O analista ambiental reclama ainda que o artigo 146 da lei 8.112/90 (que rege as relações entre os servidores civis e a administração pública) – “sempre que o ilícito praticado pelo servidor ensejar a imposição de penalidade de suspensão por mais de 30 (trinta) dias, de demissão, cassação de aposentadoria ou disponibilidade, ou destituição de cargo em comissão, será obrigatória a instauração de processo disciplinar” – não foi seguido pelo ICMBio, já que não houve abertura de processo administrativo contra ele. Freitas ingressou com mandado de segurança na Justiça Federal de Brasília, ainda pendente de julgamento, para tentar anular os atos que o retiraram da função de fiscal e da chefia da ESEC Murici.
Ele diz ainda que avalia pedir redistribuição para o Ibama, que está com vaga aberta após a ida de um servidor da autarquia para o ICMBio em Santa Catarina. “Se o juiz não der [provimento ao mandado] até o dia 20, sexta-feira, provavelmente semana que vem eu vou”, projetou. “Talvez eu vá pro Ibama de Maceió. Não vou aguentar tanta humilhação, não. Aí para continuar protegendo Murici eu vou continuar morando em Murici, e vou me deslocar 50 km todos os dias, com meu carro, só para as pessoas me verem em Murici e manterem o respeito.
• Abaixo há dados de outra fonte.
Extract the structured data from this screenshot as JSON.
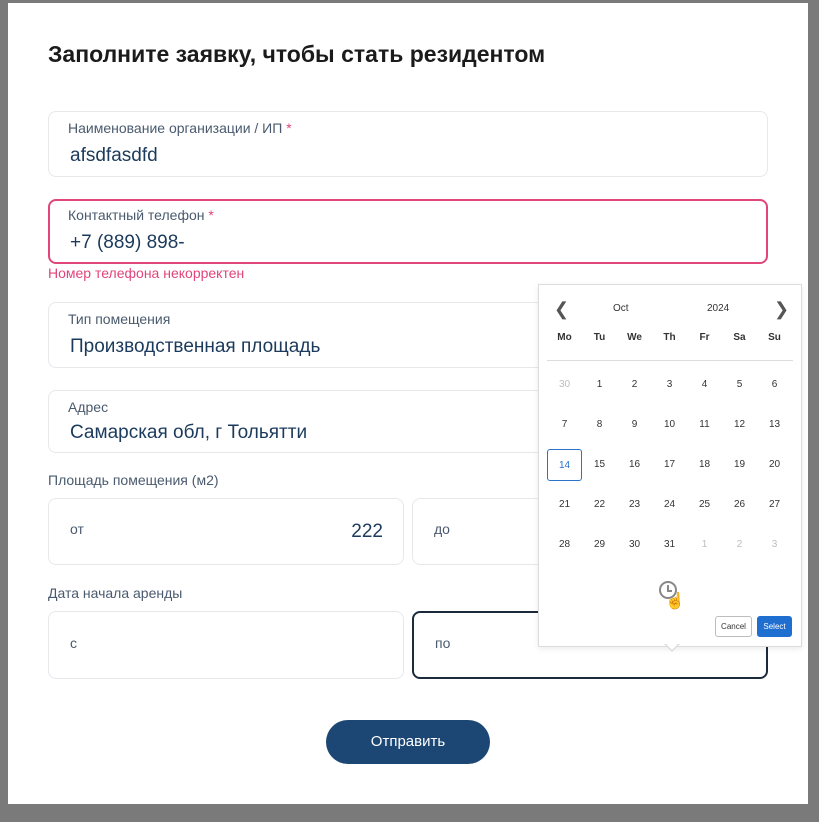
{
  "form": {
    "title": "Заполните заявку, чтобы стать резидентом",
    "org": {
      "label": "Наименование организации / ИП",
      "required": "*",
      "value": "afsdfasdfd"
    },
    "phone": {
      "label": "Контактный телефон",
      "required": "*",
      "value": "+7 (889) 898-",
      "error": "Номер телефона некорректен"
    },
    "premises_type": {
      "label": "Тип помещения",
      "value": "Производственная площадь"
    },
    "address": {
      "label": "Адрес",
      "value": "Самарская обл, г Тольятти"
    },
    "area": {
      "label": "Площадь помещения (м2)",
      "from_label": "от",
      "from_value": "222",
      "to_label": "до"
    },
    "rent_start": {
      "label": "Дата начала аренды",
      "from_label": "с",
      "to_label": "по"
    },
    "submit_label": "Отправить"
  },
  "datepicker": {
    "month": "Oct",
    "year": "2024",
    "weekdays": [
      "Mo",
      "Tu",
      "We",
      "Th",
      "Fr",
      "Sa",
      "Su"
    ],
    "weeks": [
      [
        "30",
        "1",
        "2",
        "3",
        "4",
        "5",
        "6"
      ],
      [
        "7",
        "8",
        "9",
        "10",
        "11",
        "12",
        "13"
      ],
      [
        "14",
        "15",
        "16",
        "17",
        "18",
        "19",
        "20"
      ],
      [
        "21",
        "22",
        "23",
        "24",
        "25",
        "26",
        "27"
      ],
      [
        "28",
        "29",
        "30",
        "31",
        "1",
        "2",
        "3"
      ]
    ],
    "muted": [
      [
        0,
        0
      ],
      [
        4,
        4
      ],
      [
        4,
        5
      ],
      [
        4,
        6
      ]
    ],
    "today": [
      2,
      0
    ],
    "cancel_label": "Cancel",
    "select_label": "Select",
    "accent": "#2a73c8"
  }
}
Talvez seja a solução para eu voltar a fazer o que eu mais amo na vida, que é a fiscalização ambiental”, explicou.
Reações
As medidas tomadas contra o servidor levaram a uma onda de apoio por parte de acadêmicos e frequentadores da Estação Ecológica de Murici, que destacaram a importância de sua atuação contra crimes ambientais da unidade. Um abaixo-assinado iniciado pelo ecólogo Reuber Brandão, professor do Departamento de Engenharia Florestal da Universidade de Brasília (UnB), atualmente com 760 assinaturas, presta apoio a Marco Antônio de Freitas, e cobra do ICMBio “que o servidor tenha seus direitos respeitados, com amplo direito de defesa”.
“Ao longo da carreira, Marco publicou 22 guias de identificação de anfíbios, répteis e mamíferos e 130 artigos científicos, incluindo descrições de sete novas espécies de répteis. Em reconhecimento à sua atuação profissional, a serpente Apostolepis freitasi, a perereca Bokermannohyla sapiranga e a aranha Iridopelma marcoi foram batizadas em sua homenagem”, diz o texto.
“Atuando como servidor público nos últimos 15 anos, Marco de Freitas se concentrou principalmente na gestão, divulgação e conservação da ESEC de Murici, área mais importante do continente americano em relação ao número de espécies de aves endêmicas e ameaçadas de extinção. Como resultado desse trabalho, nos últimos oito anos foram apreendidas na ESEC Murici 274 armas de fogo, 291 armadilhas de disparo, 324 tatuzeiras, 9.220 gaiolas e alçapões e 7.840 aves resgatadas, sendo 41 destas ameaçadas. Como Fiscal Federal do ICMBio, apreendeu quase 16 mil aves em cativeiro ilegal nos estados do Piauí, Ceará, Pernambuco, Alagoas, Sergipe e Bahia”, destaca Brandão.
“Sua exoneração da gestão da ESEC de Murici, compromete décadas de trabalho, favorecendo o desmatamento e a caça dos últimos indivíduos de espécies criticamente ameaçadas de extinção, exclusivas de Murici, conduzidas por criminosos da região que reconhecem nas ações de Marco de Freitas grande obstáculo para a continuidade das atividades ilegais”, argumenta o ecólogo.
Em outubro, a ouvidoria do ICMBio registrou, entre 9 e 28, 27 elogios à atuação do servidor – encaminhados por ele à reportagem. Em geral, são manifestações de pesquisadores, servidores ambientais e moradores da unidade. “Caso retirem ele da área como pena do caso infelizmente acontecido na Chapada Diamantina, em julho desse ano, quem será prejudicado é a natureza, e em particular a reserva em questão”, diz uma das mensagens.